Dharmesh BhuvaSAiGENCI
Spatial resolution of molecular measurements has revolutionised biological studies while posing a significant informatics challenge. Advances in commercial products have increased the spatial resolution and throughput of measurements obtained, however, these are often coupled with significant costs. To better understand the properties of these expensive spatial molecular datasets, we need to understand the spatial nature of measurements and refrain from imposing cellular abstractions where possible. I will begin by describing our investigation into the total density of measurements (library size) in spatial transcriptomics datasets and show how it confounds biology. As a result of this confounding effect, library size normalisation using current methods results in poorer domain identification. Next, I will present our newly developed model, SpaNorm, that uses thin plate splines and a regularised generalised linear model (GLM) to model transcript counts and subsequently adjust library size effects by computing percentile adjusted counts.
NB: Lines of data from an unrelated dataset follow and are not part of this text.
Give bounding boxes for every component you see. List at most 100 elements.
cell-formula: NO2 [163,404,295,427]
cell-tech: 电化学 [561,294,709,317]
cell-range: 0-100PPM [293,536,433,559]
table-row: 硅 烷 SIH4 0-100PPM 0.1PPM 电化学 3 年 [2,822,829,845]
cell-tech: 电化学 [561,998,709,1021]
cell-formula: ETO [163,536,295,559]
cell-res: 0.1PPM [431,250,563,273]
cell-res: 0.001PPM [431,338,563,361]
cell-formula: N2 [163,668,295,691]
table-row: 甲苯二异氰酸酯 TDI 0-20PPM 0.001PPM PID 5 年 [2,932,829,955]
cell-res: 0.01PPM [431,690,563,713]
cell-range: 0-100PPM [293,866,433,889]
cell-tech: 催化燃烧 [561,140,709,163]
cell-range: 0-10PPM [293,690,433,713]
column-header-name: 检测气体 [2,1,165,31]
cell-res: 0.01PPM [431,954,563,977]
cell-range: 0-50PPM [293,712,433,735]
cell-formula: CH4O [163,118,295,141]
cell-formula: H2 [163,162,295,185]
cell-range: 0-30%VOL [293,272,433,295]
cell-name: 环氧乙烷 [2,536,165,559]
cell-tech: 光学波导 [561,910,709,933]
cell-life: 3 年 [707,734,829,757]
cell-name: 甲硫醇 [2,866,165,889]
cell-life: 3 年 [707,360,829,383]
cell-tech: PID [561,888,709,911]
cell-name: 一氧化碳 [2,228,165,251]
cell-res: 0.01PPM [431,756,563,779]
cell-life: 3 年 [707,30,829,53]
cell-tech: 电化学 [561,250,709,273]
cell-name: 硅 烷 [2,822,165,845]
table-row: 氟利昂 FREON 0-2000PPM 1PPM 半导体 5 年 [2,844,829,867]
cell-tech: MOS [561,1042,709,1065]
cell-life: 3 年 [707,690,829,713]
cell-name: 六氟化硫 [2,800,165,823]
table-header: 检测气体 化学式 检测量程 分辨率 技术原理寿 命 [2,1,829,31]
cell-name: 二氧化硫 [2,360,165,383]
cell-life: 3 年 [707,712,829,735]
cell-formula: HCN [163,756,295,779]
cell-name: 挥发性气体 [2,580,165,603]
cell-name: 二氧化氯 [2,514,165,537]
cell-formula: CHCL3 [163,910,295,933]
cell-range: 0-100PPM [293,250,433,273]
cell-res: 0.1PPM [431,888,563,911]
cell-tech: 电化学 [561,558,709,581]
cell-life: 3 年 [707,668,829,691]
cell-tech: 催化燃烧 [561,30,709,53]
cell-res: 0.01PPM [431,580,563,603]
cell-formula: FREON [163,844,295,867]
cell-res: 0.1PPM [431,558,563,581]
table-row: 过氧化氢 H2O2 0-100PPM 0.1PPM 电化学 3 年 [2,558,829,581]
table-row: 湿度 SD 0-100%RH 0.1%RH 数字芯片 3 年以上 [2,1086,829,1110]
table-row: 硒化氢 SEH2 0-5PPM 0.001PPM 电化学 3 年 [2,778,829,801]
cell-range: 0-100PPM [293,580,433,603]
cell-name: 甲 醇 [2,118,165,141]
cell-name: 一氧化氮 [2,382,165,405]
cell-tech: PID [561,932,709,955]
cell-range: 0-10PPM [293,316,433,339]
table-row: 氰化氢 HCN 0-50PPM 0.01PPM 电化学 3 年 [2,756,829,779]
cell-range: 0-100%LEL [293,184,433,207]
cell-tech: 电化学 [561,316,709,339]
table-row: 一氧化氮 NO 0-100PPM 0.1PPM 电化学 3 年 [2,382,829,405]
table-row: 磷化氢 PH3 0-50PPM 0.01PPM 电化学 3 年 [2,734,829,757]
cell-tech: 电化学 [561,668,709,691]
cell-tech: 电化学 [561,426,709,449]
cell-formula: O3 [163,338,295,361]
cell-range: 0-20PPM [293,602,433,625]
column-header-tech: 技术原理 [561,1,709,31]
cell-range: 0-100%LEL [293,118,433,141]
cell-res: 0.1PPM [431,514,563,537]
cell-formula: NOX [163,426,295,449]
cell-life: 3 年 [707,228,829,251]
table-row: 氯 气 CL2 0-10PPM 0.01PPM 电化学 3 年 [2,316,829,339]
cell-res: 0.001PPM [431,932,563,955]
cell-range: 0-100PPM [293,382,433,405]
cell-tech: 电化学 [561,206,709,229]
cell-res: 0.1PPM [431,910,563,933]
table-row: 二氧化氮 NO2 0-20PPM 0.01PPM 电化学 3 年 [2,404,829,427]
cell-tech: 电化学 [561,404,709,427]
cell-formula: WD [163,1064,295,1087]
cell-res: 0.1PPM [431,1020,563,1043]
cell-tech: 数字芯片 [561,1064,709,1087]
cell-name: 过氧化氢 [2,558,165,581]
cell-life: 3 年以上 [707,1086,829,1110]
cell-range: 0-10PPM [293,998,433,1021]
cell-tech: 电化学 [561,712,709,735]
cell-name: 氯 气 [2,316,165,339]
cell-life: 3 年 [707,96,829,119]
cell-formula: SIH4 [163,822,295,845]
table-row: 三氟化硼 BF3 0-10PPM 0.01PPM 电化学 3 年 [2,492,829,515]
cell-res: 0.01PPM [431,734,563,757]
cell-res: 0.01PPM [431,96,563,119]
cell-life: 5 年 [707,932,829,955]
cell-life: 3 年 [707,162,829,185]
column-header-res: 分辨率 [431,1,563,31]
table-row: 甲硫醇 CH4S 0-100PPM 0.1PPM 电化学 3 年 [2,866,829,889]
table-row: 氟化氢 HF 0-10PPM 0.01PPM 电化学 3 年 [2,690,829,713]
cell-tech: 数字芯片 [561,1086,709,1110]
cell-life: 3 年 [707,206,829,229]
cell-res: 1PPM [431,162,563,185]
Our spatially aware library size normalisation method can adjust library size effects while retaining biological variation in the tasks of spatial domain identification and spatially variable gene calling. Finally, I will show how SpaNorm can be repurposed to model cell counts and estimate cellular rates for power analysis where the spatial distribution patterns of cells play a crucial role. Collectively, these results outline the strength of modelling spatial variation using splines and GLMs and demonstrate their broad utility.